I suggest that thought leaders should have expertise, not merely followers. Therefore, Jenny McCarthy would not be a thought leader in my book, she is rather a misguided ideologue.

Thought leaders have insights that they promote, sometimes extraordinary insights. Their insights change the way we think about the world, hence the leadership. Gordon Moore was a thought leader. Jeremy Seigel still is a thought leader in the investment arena. Ray Kurzweil has been a remarkable thought leader, Zuckerberg is not a thought leader at all.

This comes down to "know it when I see it." Most of the speakers at TED talks I've heard are very good examples of less famous thought leaders.
In my discipline, ethnomusicology, the role of "thought leader" (or "taste leader" or "opinion leader") occurs an environment of commodity capitalism, in which people form groups ("listening communities," "taste communities," "affinity groups"...) on the basis of what they consume. This practice is doubtless quite old (in European music, certainly going back at least to the rise of opera in the 17th century), but I think it has really taken off in the last century. In particular, the rise of the Internet has, in some respects, splintered the market for commodity culture, but at the same time made it possible for scattered individuals with similar interests to organize themselves into groups based on those interests. Individuals within the groups take on the role of leader based on their command of the language of taste and the appearance of expertise, and their ability to define the boundaries of the group. The ability to become a leader may be based on real knowledge in a particular field grounded in broader experience (Kurzweil is a good example), but it may also be based on mastery of in-group factoids, fluency of language, and limited competition for the position (Jenny McCarthy comes to mind, but you can easily troll any genre-specific popular culture forum to see similar types, very facile with the language of the in-group but rarely linking what they say outside accepted knowledge except to define the boundaries of the group).

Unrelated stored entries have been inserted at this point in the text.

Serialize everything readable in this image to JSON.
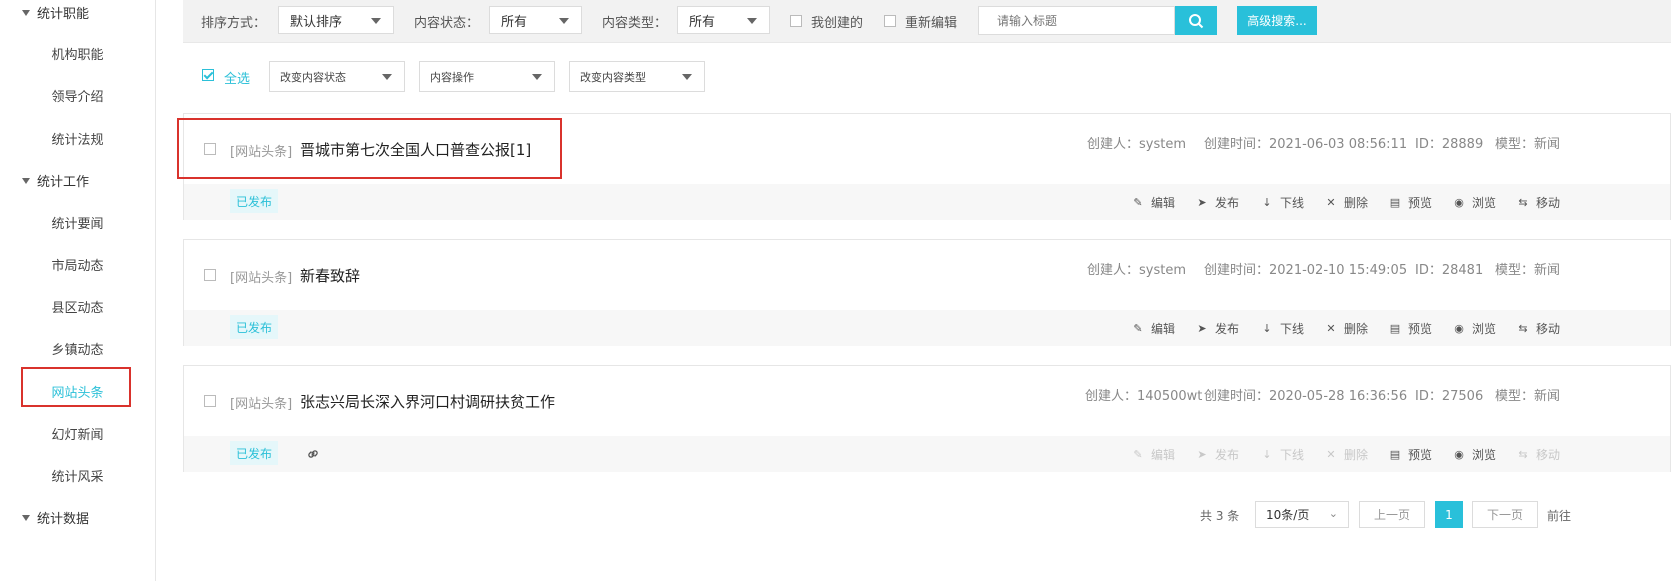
{
  "sidebar": {
    "groups": [
      "统计职能",
      "统计工作",
      "统计数据"
    ],
    "items": [
      "机构职能",
      "领导介绍",
      "统计法规",
      "统计要闻",
      "市局动态",
      "县区动态",
      "乡镇动态",
      "网站头条",
      "幻灯新闻",
      "统计风采"
    ]
  },
  "toolbar": {
    "sort_label": "排序方式：",
    "sort_value": "默认排序",
    "status_label": "内容状态：",
    "status_value": "所有",
    "type_label": "内容类型：",
    "type_value": "所有",
    "my_created": "我创建的",
    "re_edit": "重新编辑",
    "search_placeholder": "请输入标题",
    "advanced_search": "高级搜索..."
  },
  "batch": {
    "select_all": "全选",
    "change_status": "改变内容状态",
    "content_ops": "内容操作",
    "change_type": "改变内容类型"
  },
  "labels": {
    "creator": "创建人：",
    "created_time": "创建时间：",
    "id": "ID：",
    "model": "模型："
  },
  "actions": [
    "编辑",
    "发布",
    "下线",
    "删除",
    "预览",
    "浏览",
    "移动"
  ],
  "articles": [
    {
      "tag": "[网站头条]",
      "title": "晋城市第七次全国人口普查公报[1]",
      "creator": "system",
      "time": "2021-06-03 08:56:11",
      "id": "28889",
      "model": "新闻",
      "status": "已发布"
    },
    {
      "tag": "[网站头条]",
      "title": "新春致辞",
      "creator": "system",
      "time": "2021-02-10 15:49:05",
      "id": "28481",
      "model": "新闻",
      "status": "已发布"
    },
    {
      "tag": "[网站头条]",
      "title": "张志兴局长深入界河口村调研扶贫工作",
      "creator": "140500wt",
      "time": "2020-05-28 16:36:56",
      "id": "27506",
      "model": "新闻",
      "status": "已发布"
    }
  ],
  "pager": {
    "total": "共 3 条",
    "page_size": "10条/页",
    "prev": "上一页",
    "current": "1",
    "next": "下一页",
    "goto": "前往"
  }
}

I see strong similarities between the second type of opinion leader and the vast majority of business consultants / efficiency experts / pedagogy specialists / self-help gurus. And there isn't necessarily anything wrong with that, except perhaps for the squandering of resources in pseudo-activity, but conflict is bound to arise when they move outside their group and Dunning-Kruger kicks in.
You should watch "How to Become and Information Security Thought Leader"; it's a cartoon video from a few years back and it says a lot about how people view "thought leadership."